Dünyanın “28 Şubat’ı
“28 Şubat” süreci adını, Necmettin Erbakan'ın başbakanlığında Refah Yol koalisyon hükümetine karşı 28 Şubat 1997'de yapılan olağanüstü Milli Güvenlik Kurulu toplantısından alır. Toplantı sonucu açıklanan kararlarla irtica adı altında dine ve hükümete karşı, ordu ve bürokrasi merkezli post-modern darbe yapıldı. Bundan sonra başlayan süreçte İslam’a ve Müslümanlara karşı deyim yerindeyse savaş açıldı, dindarlar ve başörtülüler fişlendi, her yerden, her kademeden dindarlara karşı müthiş bir saldırı başlatıldı.
Hamdolsun bu olaylar geride kaldı. Allahın izniyle artık Türkiye, bir daha açılmamak üzere bu kapıyı kapattı. Allah bir daha yaşatmasın. Fakat maalesef “28 Şubat”ı hala yaşayan ülkeler var. Üzülerek söylemek istiyorum ki, bu ülkelerin birçoğu da Müslüman ülkeler. Daha 9 tane Mısırlı civanın idamı bile hala taze. Bu çocuklar, bu gençler ümmetin fidanları, Mısırın geleceğiydi. Allah rahmet eylesin. Müslüman ülkelerde bile bunlar yaşanırken siz birde Müslüman olmayan ülkeleri düşünün.

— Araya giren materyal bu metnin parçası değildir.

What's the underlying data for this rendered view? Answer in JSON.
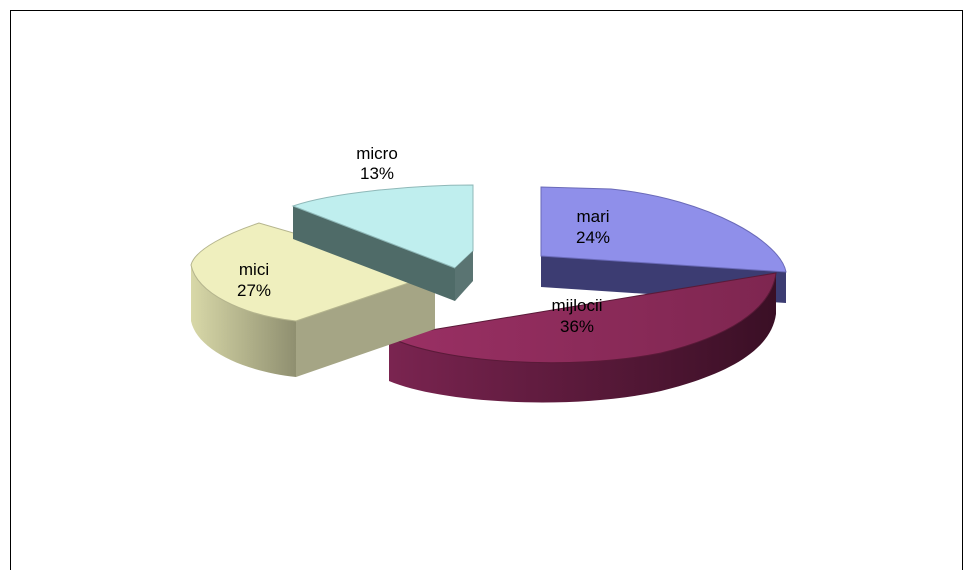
{
  "chart_data": {
    "type": "pie",
    "title": "",
    "style": "3d-exploded",
    "slices": [
      {
        "label": "mari",
        "pct_label": "24%",
        "value": 24,
        "top_color": "#8f8fea",
        "side_color": "#3c3c70"
      },
      {
        "label": "mijlocii",
        "pct_label": "36%",
        "value": 36,
        "top_color": "#8a2c58",
        "side_color": "#5e1c3b"
      },
      {
        "label": "mici",
        "pct_label": "27%",
        "value": 27,
        "top_color": "#efefbe",
        "side_color": "#a8a888"
      },
      {
        "label": "micro",
        "pct_label": "13%",
        "value": 13,
        "top_color": "#bfeeee",
        "side_color": "#4f6a68"
      }
    ]
  }
}
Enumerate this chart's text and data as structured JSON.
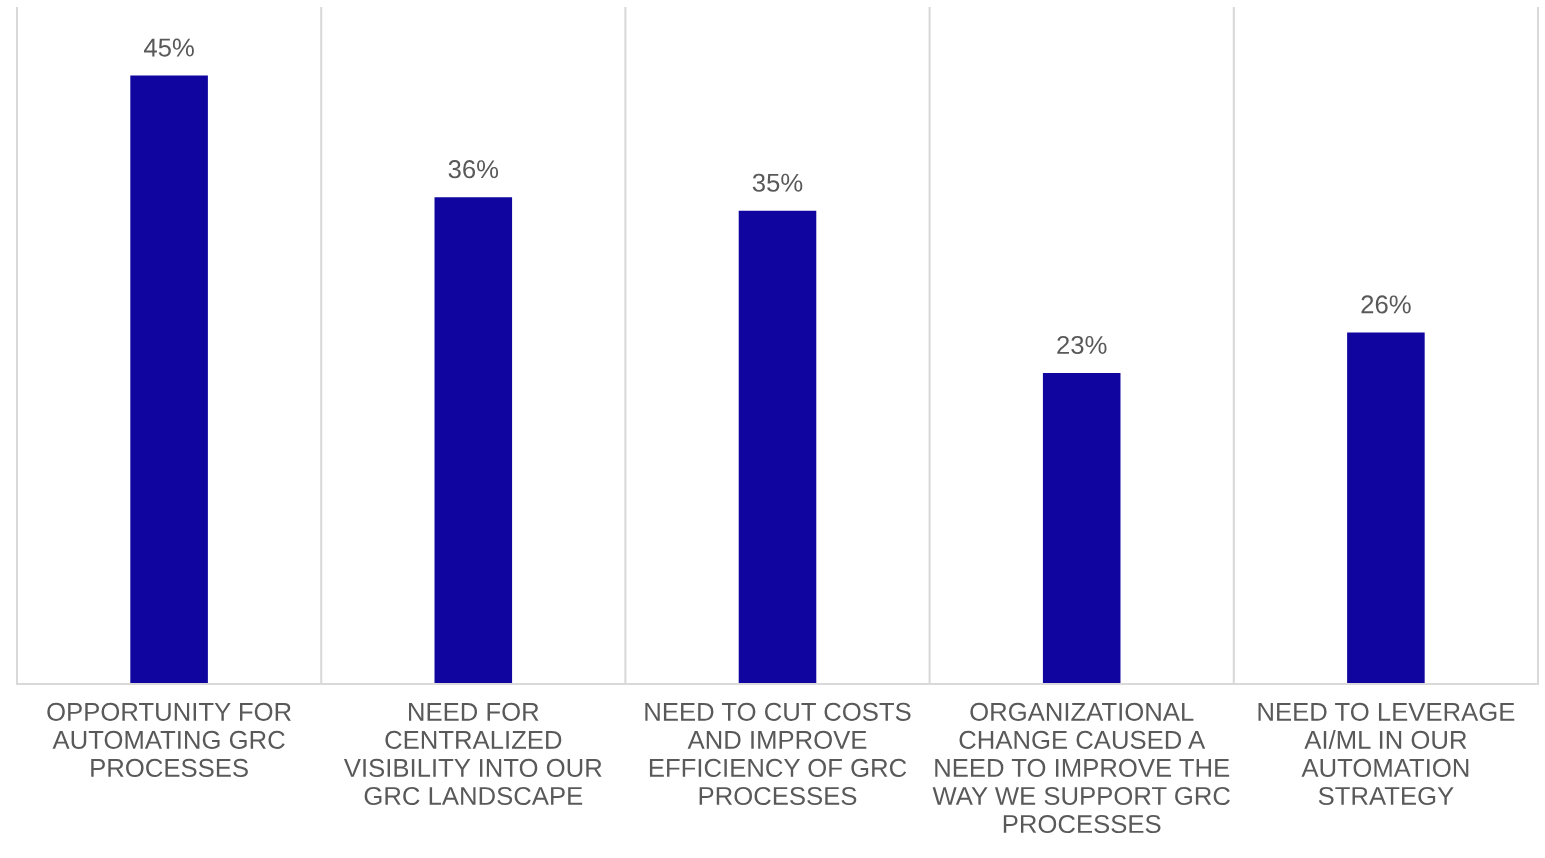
{
  "chart_data": {
    "type": "bar",
    "categories": [
      "OPPORTUNITY FOR AUTOMATING GRC PROCESSES",
      "NEED FOR CENTRALIZED VISIBILITY INTO OUR GRC LANDSCAPE",
      "NEED TO CUT COSTS AND IMPROVE EFFICIENCY OF GRC PROCESSES",
      "ORGANIZATIONAL CHANGE CAUSED A NEED TO IMPROVE THE WAY WE SUPPORT GRC PROCESSES",
      "NEED TO LEVERAGE AI/ML IN OUR AUTOMATION STRATEGY"
    ],
    "values": [
      45,
      36,
      35,
      23,
      26
    ],
    "value_labels": [
      "45%",
      "36%",
      "35%",
      "23%",
      "26%"
    ],
    "color": "#10069f",
    "ylim": [
      0,
      50
    ],
    "grid": "x",
    "legend": false,
    "tick_labels": "x"
  }
}
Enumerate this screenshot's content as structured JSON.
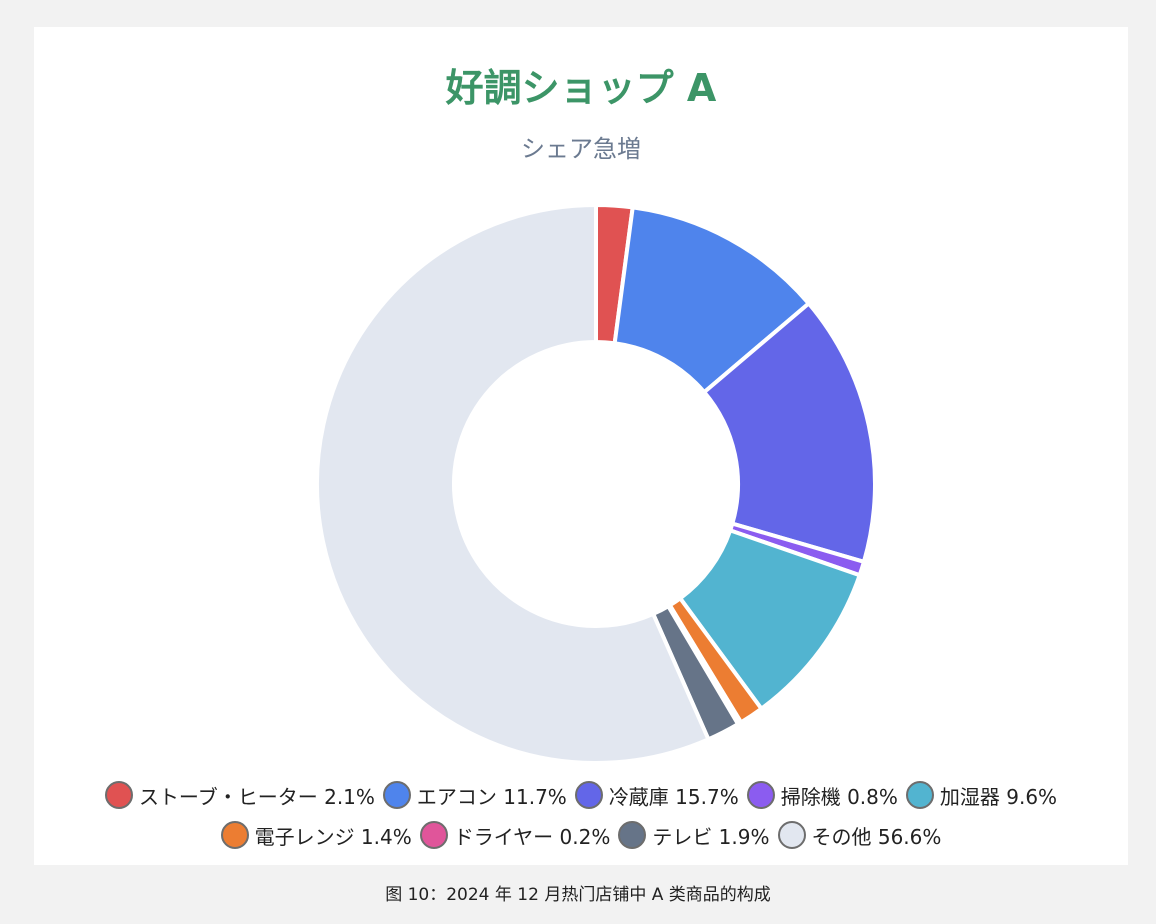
{
  "chart": {
    "title": "好調ショップ A",
    "subtitle": "シェア急増"
  },
  "caption": "图 10：2024 年 12 月热门店铺中 A 类商品的构成",
  "legend": {
    "row1": [
      {
        "label": "ストーブ・ヒーター 2.1%",
        "color": "#e05252"
      },
      {
        "label": "エアコン 11.7%",
        "color": "#4f84ec"
      },
      {
        "label": "冷蔵庫 15.7%",
        "color": "#6366e8"
      },
      {
        "label": "掃除機 0.8%",
        "color": "#8b5cf0"
      },
      {
        "label": "加湿器 9.6%",
        "color": "#52b4d0"
      }
    ],
    "row2": [
      {
        "label": "電子レンジ 1.4%",
        "color": "#ec7d32"
      },
      {
        "label": "ドライヤー 0.2%",
        "color": "#e0559a"
      },
      {
        "label": "テレビ 1.9%",
        "color": "#667488"
      },
      {
        "label": "その他 56.6%",
        "color": "#e2e7f0"
      }
    ]
  },
  "chart_data": {
    "type": "pie",
    "variant": "donut",
    "title": "好調ショップ A",
    "subtitle": "シェア急増",
    "categories": [
      "ストーブ・ヒーター",
      "エアコン",
      "冷蔵庫",
      "掃除機",
      "加湿器",
      "電子レンジ",
      "ドライヤー",
      "テレビ",
      "その他"
    ],
    "values": [
      2.1,
      11.7,
      15.7,
      0.8,
      9.6,
      1.4,
      0.2,
      1.9,
      56.6
    ],
    "colors": [
      "#e05252",
      "#4f84ec",
      "#6366e8",
      "#8b5cf0",
      "#52b4d0",
      "#ec7d32",
      "#e0559a",
      "#667488",
      "#e2e7f0"
    ],
    "unit": "%",
    "legend_position": "bottom",
    "start_angle": "top, clockwise"
  }
}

Ukrayna’da yaşayan bir akrabam sırf dinini yaşamak için bir ev alıp Mescit yaptığı için hapsedildi. Olay, Ukrayna’nın Rus ayrılıkçılar tarafından işgal ettiği Donetsk bölgesinde yaşandı. Önceden Ukrayna devletinin izniyle açılan dernek ve resmi olarak faaliyet gösteren derneğin mescidine, Ramazan bayramına birkaç gün kala, ayrılıkçılar tarafında sebepsiz yere baskın yapıldı. Hiçbir sebep olmadan dernek başkanı olan akrabam, sözde bağımsız olan Donetsk Cumhuriyeti Özel Askeri Yönetimi tarafından hapsedildi. Bir yıl boyunca hakkında mesnetsiz suçlamalar yapıldı. 4 çocuğu olan akrabamın, 1 yıl boyunca ailesiyle görüşmesine izin verilmedi. Zor şartlarda gözaltında tutuldu. Hakkındaki tüm suçlamalar asılsız çıkınca bu defa da, yalancı şahitler ile güya içki içip komşuları rahatsız etmesiyle ilgili dava açıldı. En sonunda bu da asılsız çıkınca, Ukrayna devletinin verdiği izini yok sayan sözde Donetsk Cumhuriyeti izinsiz dernek ve mescit açıp dini yaymak gerekçesiyle akrabamı, 3 yıl hapse mahkum etti.
Bugün dünyada Müslüman olmanın bedeli çok ağırdır. Allaha şükürler olsun gerçekten de Türkiye büyük nimet içinde. Dinini yaşadığı için kimseye baskı ve zülüm yok. Bu nimetin şükrünü her daim yapmamız gerek. Çünkü şükrü yapılmayan nimet bir gün elimizden alınır.